Young cannabis users worse at spotting changes in facial emotions
- The study involved using MRIs and emotional processing tasks to compare 20 regular cannabis users to 35 non-users.
- The results showed cannabis users had lower brain volumes in a region called the left rostral anterior cingulate cortex (rACC).
- Still, the researchers noted that their study didn’t establish causality.
A new study shows that cannabis use is associated with abnormalities in a brain region responsible for processing emotions seen on people’s faces. The results suggest that smoking cannabis during adolescence and young adulthood could damage this brain region, making it harder for users to recognize subtle emotional changes in others, which could potentially contribute to mood disorders.
“There is a high rate of overlap between regular (at least weekly) cannabis use and mood disorders such as depression and anxiety,” study author Kristin E. Maple, a doctoral candidate at the University of Wisconsin-Milwaukee, toldPsyPost. “People with depression and anxiety often have differences in brain structure in regions that process facial emotions. The current study was designed to investigate whether cannabis users (without mood or other psychiatric disorders) have similar differences in brain structure, and whether those abnormalities are related to problems processing facial emotions.”
In the study, Maple and her colleagues used MRI scans to examine the brains of 20 regular cannabis users (who used cannabis at least 40 times in the past year) and 35 non-users. Participants also completed several tasks related to facial emotion processing, which involved looking at various images of faces on a computer screen. These tasks tested participants’ ability to discriminate between and recognize emotions and also to judge the degree to which emotions are expressed.

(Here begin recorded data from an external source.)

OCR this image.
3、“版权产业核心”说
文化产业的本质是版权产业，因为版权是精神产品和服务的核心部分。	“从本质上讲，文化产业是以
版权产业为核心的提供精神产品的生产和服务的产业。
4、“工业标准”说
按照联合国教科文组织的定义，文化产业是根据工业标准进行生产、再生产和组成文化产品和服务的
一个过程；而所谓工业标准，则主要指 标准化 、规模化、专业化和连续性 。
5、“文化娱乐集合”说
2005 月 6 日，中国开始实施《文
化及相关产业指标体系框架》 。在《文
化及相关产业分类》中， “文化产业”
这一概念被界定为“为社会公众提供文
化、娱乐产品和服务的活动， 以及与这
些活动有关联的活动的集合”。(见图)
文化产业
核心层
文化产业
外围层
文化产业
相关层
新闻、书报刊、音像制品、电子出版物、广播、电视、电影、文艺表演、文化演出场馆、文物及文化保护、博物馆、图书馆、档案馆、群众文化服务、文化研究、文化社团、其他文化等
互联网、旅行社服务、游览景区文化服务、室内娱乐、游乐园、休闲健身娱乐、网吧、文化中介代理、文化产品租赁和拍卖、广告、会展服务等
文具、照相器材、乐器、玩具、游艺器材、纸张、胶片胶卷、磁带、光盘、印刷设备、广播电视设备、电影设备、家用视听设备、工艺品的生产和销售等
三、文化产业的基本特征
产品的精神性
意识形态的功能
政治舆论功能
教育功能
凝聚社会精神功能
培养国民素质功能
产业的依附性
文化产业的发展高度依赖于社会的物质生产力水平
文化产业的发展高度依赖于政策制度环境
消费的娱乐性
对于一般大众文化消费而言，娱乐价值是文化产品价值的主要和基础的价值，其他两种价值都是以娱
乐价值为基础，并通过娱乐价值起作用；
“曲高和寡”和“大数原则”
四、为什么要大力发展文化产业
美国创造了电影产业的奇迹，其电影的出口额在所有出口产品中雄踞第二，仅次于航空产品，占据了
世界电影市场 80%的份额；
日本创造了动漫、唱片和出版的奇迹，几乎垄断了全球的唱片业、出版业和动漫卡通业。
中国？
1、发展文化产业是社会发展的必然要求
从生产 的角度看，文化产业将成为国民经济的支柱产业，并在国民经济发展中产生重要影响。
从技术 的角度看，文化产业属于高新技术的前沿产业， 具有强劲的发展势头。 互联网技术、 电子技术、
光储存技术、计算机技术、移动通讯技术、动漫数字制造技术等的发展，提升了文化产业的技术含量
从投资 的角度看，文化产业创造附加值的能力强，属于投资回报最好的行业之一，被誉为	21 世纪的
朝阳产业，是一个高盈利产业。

The results showed that both male and female cannabis users’ brains had significantly lower volumes in the left rostral anterior cingulate cortex (rACC) and also that users performed relatively poorly on one of the facial-emotions tasks: emotional discrimination.
In this task, participants were shown two identical images of a person’s face. But sometimes, one of the images had a subtle computer-generated tweak that was inserted to intensify the display of either happiness or sadness. Participants had to look at each set and judge whether one of the images more intensely expressed the given emotion, or whether they were equal.
“These rACC structural abnormalities are related to difficulty noticing subtle differences in facial emotions, even after three weeks of abstinence from cannabis. This emotion processing deficit could be one reason why many people who regularly use cannabis also have mood disorders (e.g., depression or anxiety).”
Still, the study didn’t establish causality. “The study was cross-sectional, which means we don’t know whether abnormalities in the rACC make someone more likely to use cannabis, or whether regular cannabis use leads to abnormal rACC structure,” Maple said.
The researchers wrote that longitudinal work is needed to fully understand “the causal relationships between substance use, comorbid disorders, gender, brain structure, and affective processing.”